Moscow Kursky railway station

Kursky railway station (in 1896-1935, it was called Kursk-Nizhny Novgorod) is the passenger terminal of the Moscow-Passenger-Kurskaya station, one of the ten railway stations in Moscow. It is located at Zemlyanoy Val Street, 29 (Garden Ring), Moscow.

Kursk Station is part of the Moscow Regional Directorate of the Directorate of Railway Stations.

It is the starting point of the Kursk and Gorky directions of the Moscow Railways – railway lines to Kursk and Nizhny Novgorod, respectively, as well as the station of the MCD-2 “Kursko-Rizhsky” line of the Moscow Central Diameters.

The station is located on the Garden Ring. Near the station, there are metro stations “Kurskaya of the Koltsevaya line”, “Kurskaya of the Arbatsko-Pokrovskaya line” and “Chkalovskaya” of the Lyublinsko-Dmitrovskaya line, as well as the shopping and entertainment center “Atrium” with its famous street art paintings.

The Moscow station of the Kursk (Southern) railway received its first passengers on November 17, 1866, with the opening of the Moscow-Serpukhov section. The first wooden one-story facility of the station was built about three hundred meters north of the modern one at Bolshoi Nikolsky Lane.

The new building, located on the square in front of the Garden Ring, was built according to the project of the architect Nikolai Orlov. The new station building was designed of white stone and was spacious. Its main halls were covered with glass lanterns, which gave much light.

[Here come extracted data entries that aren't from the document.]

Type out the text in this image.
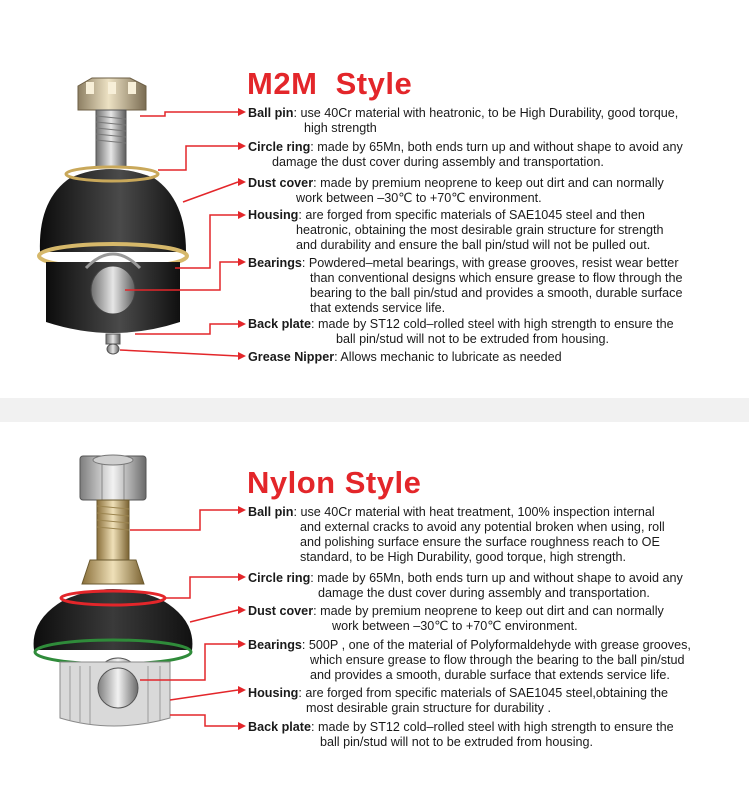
M2M  Style
Ball pin: use 40Cr material with heatronic, to be High Durability, good torque,
high strength
Circle ring: made by 65Mn, both ends turn up and without shape to avoid any
damage the dust cover during assembly and transportation.
Dust cover: made by premium neoprene to keep out dirt and can normally
work between –30℃ to +70℃ environment.
Housing: are forged from specific materials of SAE1045 steel and then
heatronic, obtaining the most desirable grain structure for strength
and durability and ensure the ball pin/stud will not be pulled out.
Bearings: Powdered–metal bearings, with grease grooves, resist wear better
than conventional designs which ensure grease to flow through the
bearing to the ball pin/stud and provides a smooth, durable surface
that extends service life.
Back plate: made by ST12 cold–rolled steel with high strength to ensure the
ball pin/stud will not to be extruded from housing.
Grease Nipper: Allows mechanic to lubricate as needed
Nylon Style
Ball pin: use 40Cr material with heat treatment, 100% inspection internal
and external cracks to avoid any potential broken when using, roll
and polishing surface ensure the surface roughness reach to OE
standard, to be High Durability, good torque, high strength.
Circle ring: made by 65Mn, both ends turn up and without shape to avoid any
damage the dust cover during assembly and transportation.
Dust cover: made by premium neoprene to keep out dirt and can normally
work between –30℃ to +70℃ environment.
Bearings: 500P , one of the material of Polyformaldehyde with grease grooves,
which ensure grease to flow through the bearing to the ball pin/stud
and provides a smooth, durable surface that extends service life.
Housing: are forged from specific materials of SAE1045 steel,obtaining the
most desirable grain structure for durability .
Back plate: made by ST12 cold–rolled steel with high strength to ensure the
ball pin/stud will not to be extruded from housing.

In 1968-1972, Georgy Voloshinov performed a radical reconstruction of the building with the participation of young architects V. Evstigneev, N. Panchenko, Mikhail Anikst, Tatyana Barkhina and Leopold Malashonok. According to Voloshinov, Termini Station in Rome inspired the new project. Barkhina also noted that the project of the Kursk station borrowed elements from her project of the station in Sofia.

The new building received a 200-meter glazed facade, lined with a grid of aluminum bindings, and an original folded roof with a 9-meter peak.

The old building was included in the new one, retaining the architectural decor in its central part.

Kursky Station has nine passenger platforms (including four dead ends) and 17 tracks, including seven dead ends and ten through passages to the Alekseevskaya connecting line. The double-track line to Kursk and the three-track line to Nizhny Novgorod leave to the southeast, while the double-track Alekseevskaya connecting line, connecting the station with lines to St. Petersburg, Volokolamsk and Smolensk, leaves to the north.

Kursky railway station in Moscow is one of the leaders in passenger traffic. More than 6.5 million passengers are served here every month.

Transit through the station are trains connecting St. Petersburg with other cities in Russia and neighboring countries. Trains run to Nizhny Novgorod, Izhevsk, Volgograd, Chelyabinsk, Kislovodsk, Adler, Baku, Kursk, Belgorod, Orel.

In summer, more trains are also scheduled to Anapa, Yeysk, Novorossiysk, and Nizhny Novgorod, as well as high-speed electric trains of the Lastochka type to Ivanovo. Trains of the Gorky direction depart from the first (low) platform. Part of the trains through the connecting branch of Tsaritsyno – Biryulyovo-Tovarnaya goes in the Paveletsky direction. All long-distance trains leave from the main platform (five platforms, nine tracks are used).

Most suburban trains in the Kursk direction go through Moscow-Kurskaya in transit through the stops: Moscow-Kalanchevskaya, Rizhskaya, then to the Rizhskoye (until November 21, 2019, also Smolenskoye) direction.